American restaurateur and chef (born 1952)

Odessa Piper (born Karen Odessa Piper, October 15, 1952) is an American restaurateur and chef, renowned for her role in the farm-to-table movement and her emphasis on sustainable, regional cuisine.

==Early life==
Piper was born in Pearl City, Hawaii, and raised in Portsmouth, New Hampshire. Her parents taught her how to forage for mushrooms and greens, sparking a lifelong connection to nature. She dropped out of high school, lived for two years in a New Hampshire commune, and became involved in the Back to the Land movement of the 1960s and ’70s. This brought her to a Wisconsin farm in the Kickapoo River Valley owned by JoAnna Guthrie, a theosophy-influenced restaurateur who also ran the Ovens of Brittany in Madison.

In 1969, Piper moved to Madison and began an apprenticeship under Guthrie at the Ovens of Brittany, a restaurant known for its use of organic and locally sourced ingredients.

==Career==
In 1976, at age 23, Piper founded L'Etoile in Madison. The restaurant emphasized seasonal, regional ingredients, often sourced from vendors at the adjacent Dane County Farmers' Market. Her signature morning bun became a local legend.
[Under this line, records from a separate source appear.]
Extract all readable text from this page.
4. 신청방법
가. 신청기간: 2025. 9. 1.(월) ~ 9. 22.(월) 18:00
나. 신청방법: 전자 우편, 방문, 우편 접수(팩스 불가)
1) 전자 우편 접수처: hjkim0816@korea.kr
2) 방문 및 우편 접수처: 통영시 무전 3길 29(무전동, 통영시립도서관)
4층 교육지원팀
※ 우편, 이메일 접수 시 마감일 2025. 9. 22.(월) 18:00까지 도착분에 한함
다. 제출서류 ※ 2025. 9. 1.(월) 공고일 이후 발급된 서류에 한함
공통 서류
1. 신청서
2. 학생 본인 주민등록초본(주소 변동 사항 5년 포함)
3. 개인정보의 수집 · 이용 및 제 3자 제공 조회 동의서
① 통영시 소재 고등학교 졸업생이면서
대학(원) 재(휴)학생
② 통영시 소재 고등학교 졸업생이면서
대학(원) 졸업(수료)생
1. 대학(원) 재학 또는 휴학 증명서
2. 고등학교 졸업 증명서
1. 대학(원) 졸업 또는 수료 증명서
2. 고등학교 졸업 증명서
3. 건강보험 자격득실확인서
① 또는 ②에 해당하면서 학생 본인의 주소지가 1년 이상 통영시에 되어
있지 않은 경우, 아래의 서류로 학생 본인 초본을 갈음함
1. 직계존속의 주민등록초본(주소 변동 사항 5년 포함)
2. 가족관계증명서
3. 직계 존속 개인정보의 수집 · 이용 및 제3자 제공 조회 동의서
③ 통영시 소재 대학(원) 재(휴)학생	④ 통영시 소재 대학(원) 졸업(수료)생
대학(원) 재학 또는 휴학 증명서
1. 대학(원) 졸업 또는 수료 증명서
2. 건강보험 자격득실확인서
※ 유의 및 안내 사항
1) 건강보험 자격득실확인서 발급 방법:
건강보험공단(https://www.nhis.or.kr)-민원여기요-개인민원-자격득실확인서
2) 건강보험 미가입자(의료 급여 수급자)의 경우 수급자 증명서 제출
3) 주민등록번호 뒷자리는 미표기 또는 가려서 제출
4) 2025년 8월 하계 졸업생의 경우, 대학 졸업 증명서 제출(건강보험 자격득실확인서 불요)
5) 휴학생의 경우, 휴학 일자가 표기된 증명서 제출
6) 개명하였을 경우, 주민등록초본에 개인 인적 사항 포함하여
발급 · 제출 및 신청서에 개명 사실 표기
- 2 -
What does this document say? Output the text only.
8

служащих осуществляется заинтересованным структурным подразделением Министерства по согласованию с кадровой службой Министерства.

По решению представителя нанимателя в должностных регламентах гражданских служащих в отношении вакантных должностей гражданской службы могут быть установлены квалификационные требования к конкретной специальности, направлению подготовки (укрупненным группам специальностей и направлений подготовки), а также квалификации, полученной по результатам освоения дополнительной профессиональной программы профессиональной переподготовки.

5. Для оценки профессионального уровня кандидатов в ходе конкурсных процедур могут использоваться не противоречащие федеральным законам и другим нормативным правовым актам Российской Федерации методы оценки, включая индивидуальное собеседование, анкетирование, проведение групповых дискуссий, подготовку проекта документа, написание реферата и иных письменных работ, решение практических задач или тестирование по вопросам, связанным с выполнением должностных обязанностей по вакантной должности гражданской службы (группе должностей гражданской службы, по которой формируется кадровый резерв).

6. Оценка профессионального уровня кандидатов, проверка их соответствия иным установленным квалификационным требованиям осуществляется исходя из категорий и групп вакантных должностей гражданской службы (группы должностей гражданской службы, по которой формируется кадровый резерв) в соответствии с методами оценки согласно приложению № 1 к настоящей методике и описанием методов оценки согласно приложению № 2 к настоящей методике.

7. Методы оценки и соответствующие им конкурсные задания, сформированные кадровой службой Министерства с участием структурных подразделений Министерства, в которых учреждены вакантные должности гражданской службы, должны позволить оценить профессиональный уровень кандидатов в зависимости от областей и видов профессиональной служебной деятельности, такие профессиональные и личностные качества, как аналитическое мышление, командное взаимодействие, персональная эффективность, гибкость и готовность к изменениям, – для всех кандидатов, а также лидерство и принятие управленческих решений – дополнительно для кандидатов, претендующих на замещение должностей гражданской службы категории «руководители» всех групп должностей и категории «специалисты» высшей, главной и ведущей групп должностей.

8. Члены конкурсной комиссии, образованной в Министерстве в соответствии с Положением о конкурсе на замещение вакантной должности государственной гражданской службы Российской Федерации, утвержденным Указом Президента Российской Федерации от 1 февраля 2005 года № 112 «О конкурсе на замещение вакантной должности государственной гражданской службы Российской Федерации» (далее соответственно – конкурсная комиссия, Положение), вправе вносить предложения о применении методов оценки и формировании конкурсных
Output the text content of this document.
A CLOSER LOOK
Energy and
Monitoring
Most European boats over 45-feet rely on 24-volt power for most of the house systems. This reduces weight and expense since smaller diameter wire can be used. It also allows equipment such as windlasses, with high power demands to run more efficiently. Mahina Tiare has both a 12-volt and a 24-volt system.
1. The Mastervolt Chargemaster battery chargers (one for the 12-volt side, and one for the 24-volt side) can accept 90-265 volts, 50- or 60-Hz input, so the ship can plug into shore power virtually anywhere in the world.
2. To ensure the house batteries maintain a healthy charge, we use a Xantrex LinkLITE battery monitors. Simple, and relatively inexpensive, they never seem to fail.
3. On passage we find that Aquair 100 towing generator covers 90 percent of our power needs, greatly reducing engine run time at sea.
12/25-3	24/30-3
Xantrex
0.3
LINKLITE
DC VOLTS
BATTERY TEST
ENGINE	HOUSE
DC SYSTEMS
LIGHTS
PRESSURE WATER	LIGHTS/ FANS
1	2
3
L'Etoile was part of a late 20th-century movement emphasizing cuisine crafted exclusively from regional ingredients. Similar pioneering restaurants included Alice Waters' Chez Panisse in Berkeley, California, and Sinclair and Frederique Philip's Sooke Harbour House on Vancouver Island in British Columbia, Canada. In 2001, Piper won the James Beard Award for Best Chef: Midwest, and Gourmet magazine ranked L'Etoile #14 on its list of America's 50 Best Restaurants. She sold the restaurant in 2005 to her chef de cuisine, Tory Miller.

Piper has remained involved in food advocacy. She speaks at events like the International Forum on Consciousness and supports projects such as the Savanna Institute, promoting agroforestry and sustainable Midwestern agriculture. She is also contributing to the Taliesin Preservation and a scratch bakery in Boston.

She contributed recipes—including Amish-style cider syrup—to the *Dane County Farmers’ Market Cookbook* (2023), celebrating the market's 50th anniversary.

==Personal life==
Piper is married to international wine importer Terry Theise. As of 2023, she lives in Roslindale, Massachusetts, and is writing a book tentatively titled either The Re-enchantment of Food or Back to the Land, Again.